Novel ini bukan sekedar novel picisan
yang menceritakan kisah cinta antara laki-laki dan perempuan, namun juga
membantu pembaca memahami dan memaknai cinta tanpa menggurui. Berbeda dengan
cerita roman kebanyakan, novel ini lebih membumi dan tidak cengeng. Novel
ini mengajarkan mengenai penantian,
pengorbanan, kesetian, ketulusan daan kejujuran hati. Novel ini wajib dibaca oleh
mereka yang sedang merenungi dan mencari makna dan arti cinta yang sebenarnya.

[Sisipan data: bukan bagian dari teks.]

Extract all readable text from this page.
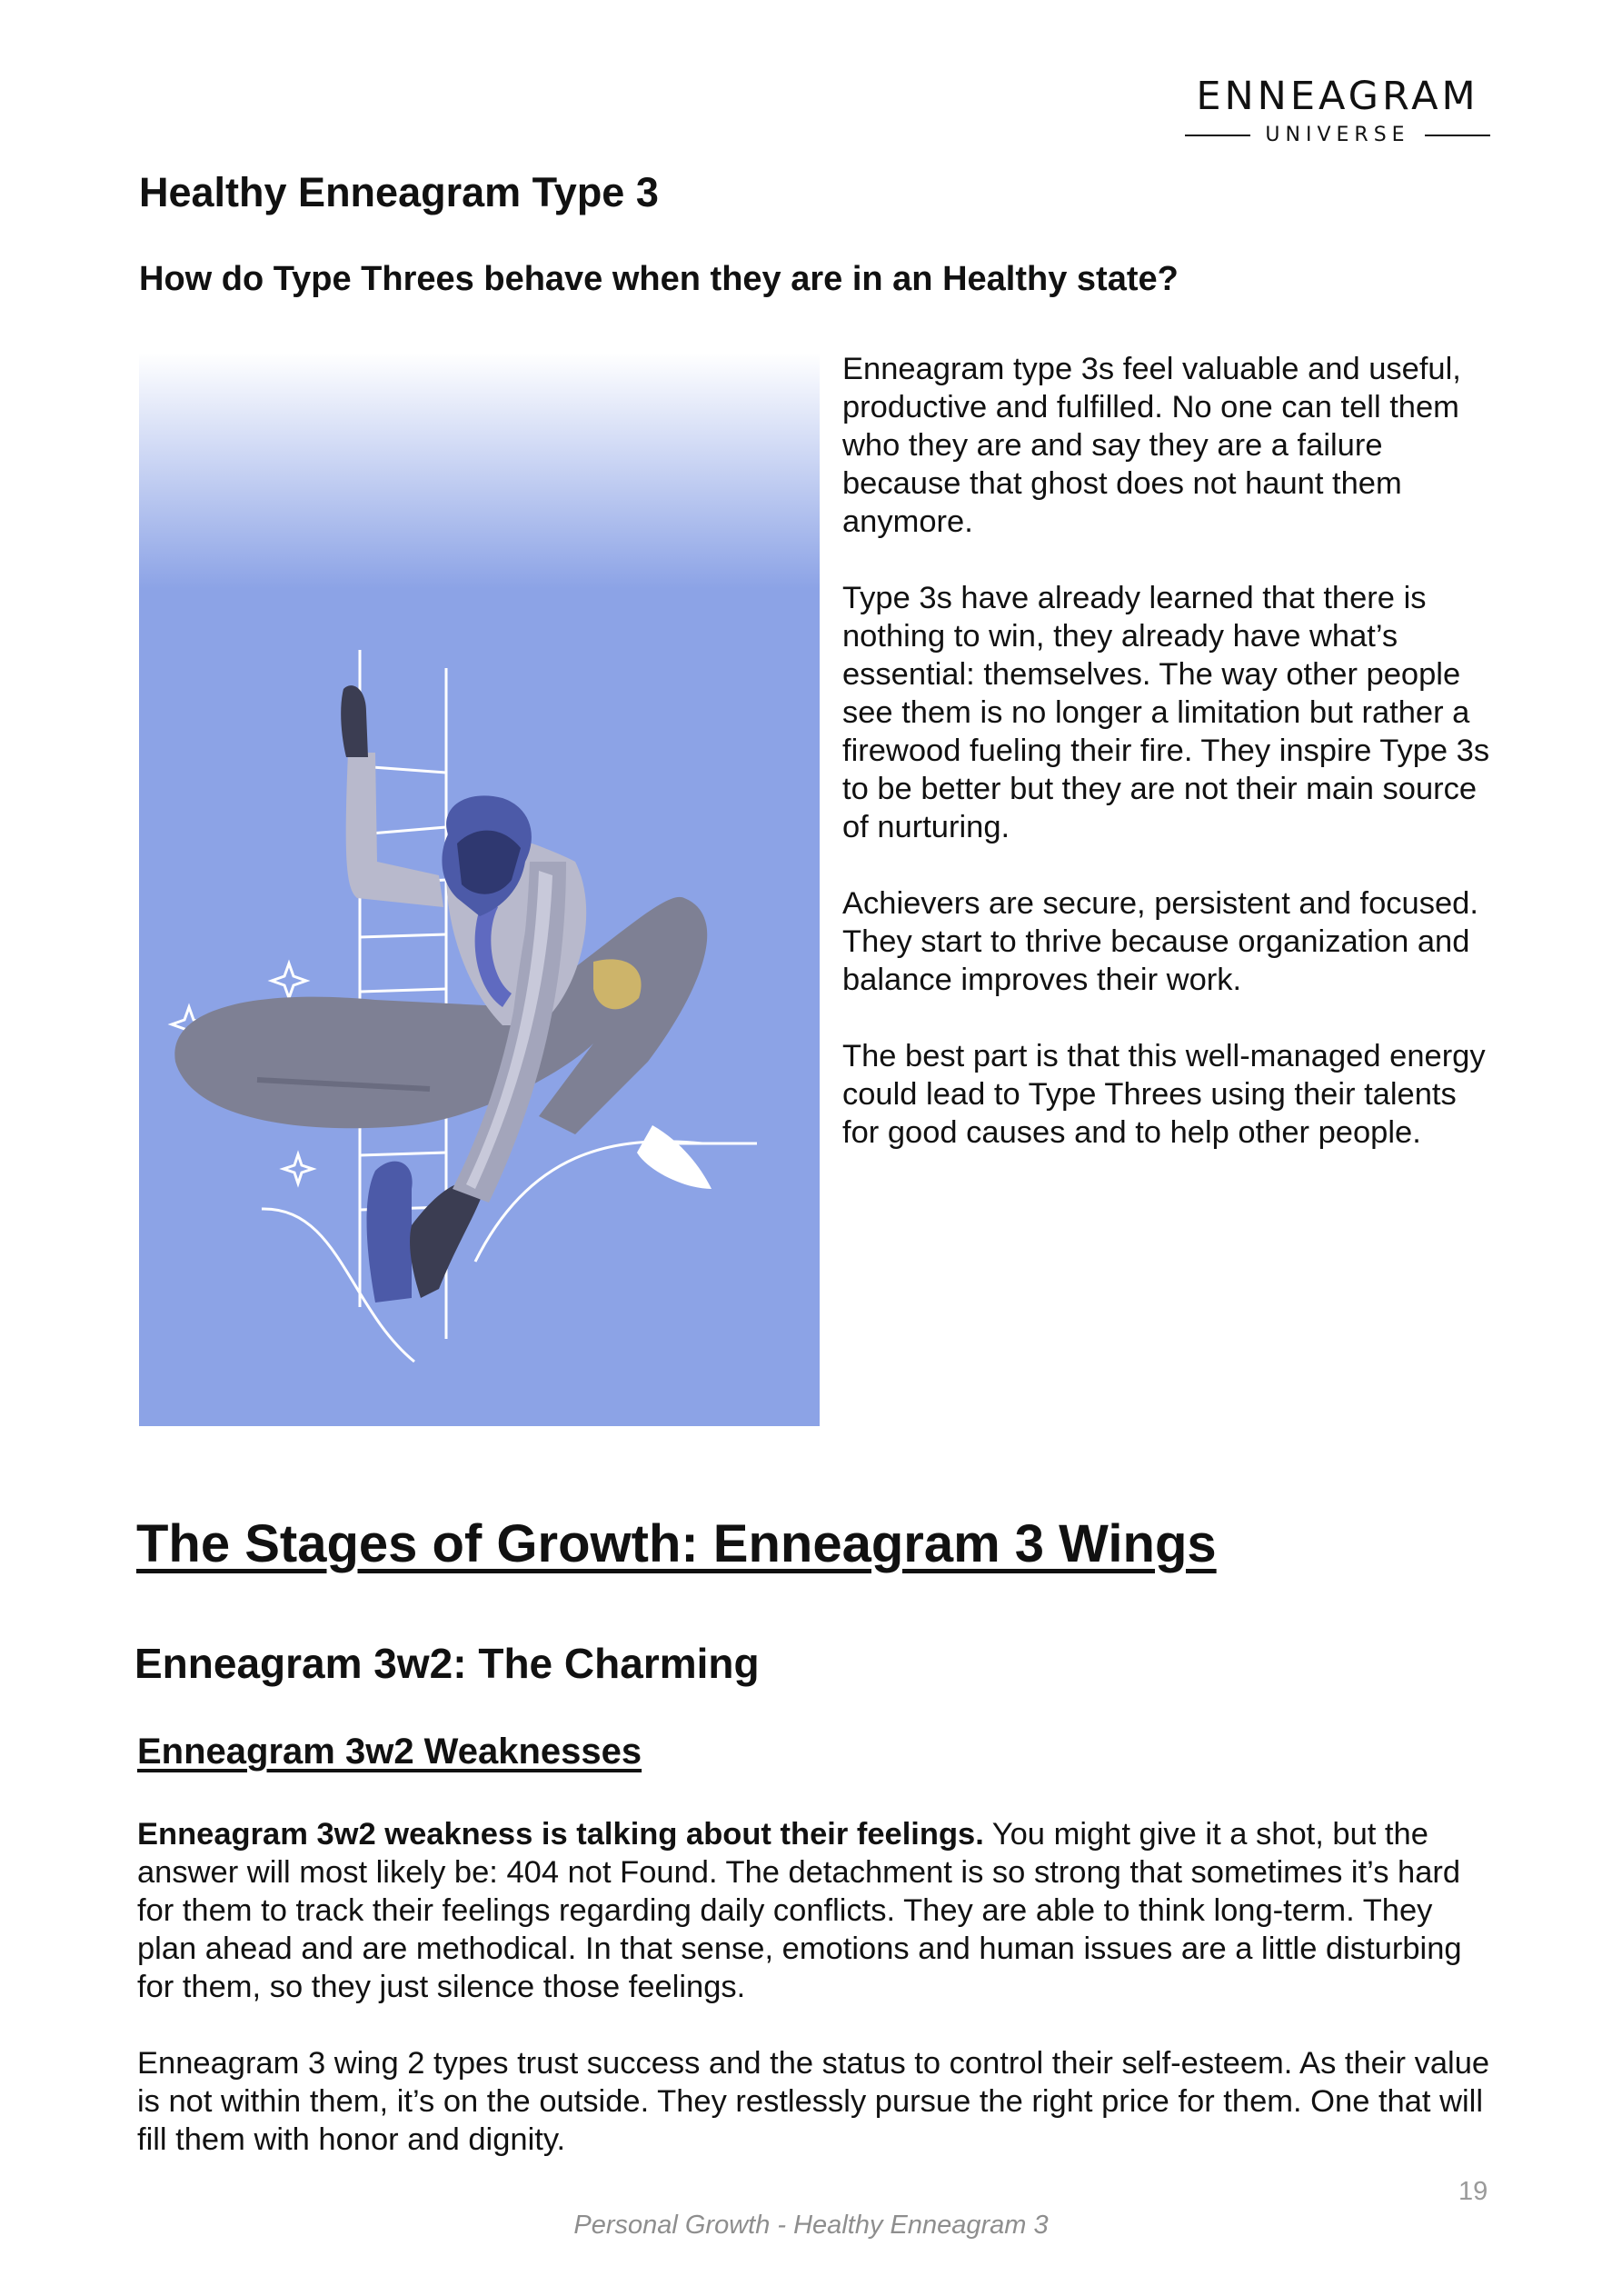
ENNEAGRAM
UNIVERSE
Healthy Enneagram Type 3
How do Type Threes behave when they are in an Healthy state?

Enneagram type 3s feel valuable and useful, productive and fulfilled. No one can tell them who they are and say they are a failure because that ghost does not haunt them anymore.

Type 3s have already learned that there is nothing to win, they already have what’s essential: themselves. The way other people see them is no longer a limitation but rather a firewood fueling their fire. They inspire Type 3s to be better but they are not their main source of nurturing.

Achievers are secure, persistent and focused. They start to thrive because organization and balance improves their work.

The best part is that this well-managed energy could lead to Type Threes using their talents for good causes and to help other people.

The Stages of Growth: Enneagram 3 Wings
Enneagram 3w2: The Charming
Enneagram 3w2 Weaknesses

Enneagram 3w2 weakness is talking about their feelings. You might give it a shot, but the answer will most likely be: 404 not Found. The detachment is so strong that sometimes it’s hard for them to track their feelings regarding daily conflicts. They are able to think long-term. They plan ahead and are methodical. In that sense, emotions and human issues are a little disturbing for them, so they just silence those feelings.

Enneagram 3 wing 2 types trust success and the status to control their self-esteem. As their value is not within them, it’s on the outside. They restlessly pursue the right price for them. One that will fill them with honor and dignity.

19
Personal Growth - Healthy Enneagram 3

Bahkan bagi para remaja juga dianjurkan membaca novel ini, karena dapat
membantu kita mendefinisikan”cinta” tanpa perlu “menggalau” lebih lama.
Novel ini pun wajib baca bagi mereka
yang mencoba memahami kehidupan. Karena semua novel Tere Liye sebelumnya juga
mengajak kita secara arif dan bijaksana merenungi kehidupan. Tere Liye berusaha
memperkenalkan nilai-nilai kehidupan yang telah tertanamam dalam diri kita
untuk dipraktekan dalam kehidupan. Energi kehidupan yang ia sampaikan bukan
dengan cara menggurui membuat pesan –pesan tersebut lebih tersampaikan ke semua
kalangan pembaca. Ya, semangat penulis untuk memandang kehidupan dengan sudut pandang
yang lebih bersahaja, sederhana, dan bijaksana begitu kuat dalam novelnya,
sehingga akan terasa ketika membacanya.